Kamis, 29 Agustus 2019

Honor's Splendour #sampaisiniaja


“Madelyne.”

Wanita itu membenci cara Duncan memanggil namanya ketika pria itu kesal padanya. Duncan selalu mengulur-ulur bagian akhir namanya sampai terdengar seolah namanya yang sebenarnya adalah Lane.

“Namaku bukan Lane,” gerutu Madelyne.

“Naiklah ke tempat tidur.”


“Aku tidak lelah.” Itu adalah pernyataan bodoh, tapi Madelyne terlalu takut untuk bersikap pintar. Ia seharusnya mendengarkan cerita-cerita Marta lebih banyak. Sudah terlambat untuk melakukan apa pun mengenai itu sekarang. Oh Tuhan, ia rasa ia akan muntah tepat pada menit ini juga. Dan bukankah itu akan memalukan –memuntahkan makan malamnya di hadapan pria itu. Pikiran itu membuat perut Madelyne bergolak, meningkatkan kekhawatirannya.

“Aku tidak tahu harus melakukan apa.”

Bisikan sedih itu mencabik-cabik hati Duncan. “Madelyne, apakah kau ingat malam pertama yang kita habiskan bersamaku di tendaku?” tanya Duncan.
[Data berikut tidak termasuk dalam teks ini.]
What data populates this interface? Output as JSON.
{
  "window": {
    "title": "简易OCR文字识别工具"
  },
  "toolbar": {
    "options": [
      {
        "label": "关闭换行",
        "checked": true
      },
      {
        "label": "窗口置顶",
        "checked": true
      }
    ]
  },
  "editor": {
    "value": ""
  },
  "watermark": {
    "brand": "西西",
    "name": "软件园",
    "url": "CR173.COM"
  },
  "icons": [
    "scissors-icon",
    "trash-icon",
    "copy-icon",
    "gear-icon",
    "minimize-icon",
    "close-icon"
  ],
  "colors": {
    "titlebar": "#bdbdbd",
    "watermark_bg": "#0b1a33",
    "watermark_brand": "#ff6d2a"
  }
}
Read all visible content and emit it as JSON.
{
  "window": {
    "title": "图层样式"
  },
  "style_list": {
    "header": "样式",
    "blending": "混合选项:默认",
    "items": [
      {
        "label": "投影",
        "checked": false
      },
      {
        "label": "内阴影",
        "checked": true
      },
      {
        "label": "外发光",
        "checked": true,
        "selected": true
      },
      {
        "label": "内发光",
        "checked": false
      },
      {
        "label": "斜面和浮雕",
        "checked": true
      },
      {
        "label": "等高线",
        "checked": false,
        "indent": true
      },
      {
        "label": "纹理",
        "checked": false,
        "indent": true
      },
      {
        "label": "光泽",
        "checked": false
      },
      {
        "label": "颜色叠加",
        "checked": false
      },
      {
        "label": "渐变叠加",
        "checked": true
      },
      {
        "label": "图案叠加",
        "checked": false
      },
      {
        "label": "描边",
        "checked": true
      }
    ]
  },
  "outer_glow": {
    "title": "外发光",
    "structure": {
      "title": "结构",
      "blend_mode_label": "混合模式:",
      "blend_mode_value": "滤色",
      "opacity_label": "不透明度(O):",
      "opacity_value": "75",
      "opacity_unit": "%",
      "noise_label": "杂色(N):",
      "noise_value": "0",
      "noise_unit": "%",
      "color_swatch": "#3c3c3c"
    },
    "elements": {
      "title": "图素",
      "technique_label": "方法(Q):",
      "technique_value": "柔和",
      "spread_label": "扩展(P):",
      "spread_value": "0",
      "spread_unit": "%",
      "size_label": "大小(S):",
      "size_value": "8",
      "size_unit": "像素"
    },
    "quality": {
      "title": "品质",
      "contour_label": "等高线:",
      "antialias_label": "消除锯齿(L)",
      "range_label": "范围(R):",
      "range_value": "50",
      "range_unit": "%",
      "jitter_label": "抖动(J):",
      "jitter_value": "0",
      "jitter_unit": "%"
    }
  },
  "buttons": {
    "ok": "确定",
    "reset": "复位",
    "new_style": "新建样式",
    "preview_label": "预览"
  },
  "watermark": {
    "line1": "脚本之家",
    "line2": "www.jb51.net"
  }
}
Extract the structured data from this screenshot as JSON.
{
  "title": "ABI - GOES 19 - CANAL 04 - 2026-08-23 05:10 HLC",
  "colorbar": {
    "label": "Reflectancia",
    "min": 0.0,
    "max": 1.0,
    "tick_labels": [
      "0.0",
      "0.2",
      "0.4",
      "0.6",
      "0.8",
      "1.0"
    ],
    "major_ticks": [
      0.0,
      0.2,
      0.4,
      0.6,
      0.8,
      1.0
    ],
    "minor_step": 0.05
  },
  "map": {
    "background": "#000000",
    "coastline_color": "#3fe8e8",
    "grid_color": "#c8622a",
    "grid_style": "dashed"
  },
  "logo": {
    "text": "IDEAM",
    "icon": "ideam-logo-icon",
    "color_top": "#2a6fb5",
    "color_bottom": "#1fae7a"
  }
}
Suara Duncan halus, juga serak. Madelyne pikir barangkali pria itu sedang mencoba menenangkannya.

“Aku berjanji padamu malam ini bahwa aku tidak akan pernah memaksamu. Dan pernahkan aku mengingkari janjiku padamu dalam hal apa pun?” tanya Duncan.

“Bagaimana aku bisa tahu?” balas Madelyne. “Kau tidak pernah berjanji padaku mengenai apa pun.” Ia berbalik untuk melihat apakah pria itu akan mencoba untuk menyambarnya. Itu adalah kesalahan, sebab Duncan tidak perlu repot-repot untuk menarik selimut ke atas tubuhnya. Pria itu sama telanjangnya dengan serigala. Madelyne menyambar selimut itu dan melemparkannya ke arah pria itu. “Tutupi tubuhmu, Duncan. Tidak pantas membiarkan aku melihat... kakimu.”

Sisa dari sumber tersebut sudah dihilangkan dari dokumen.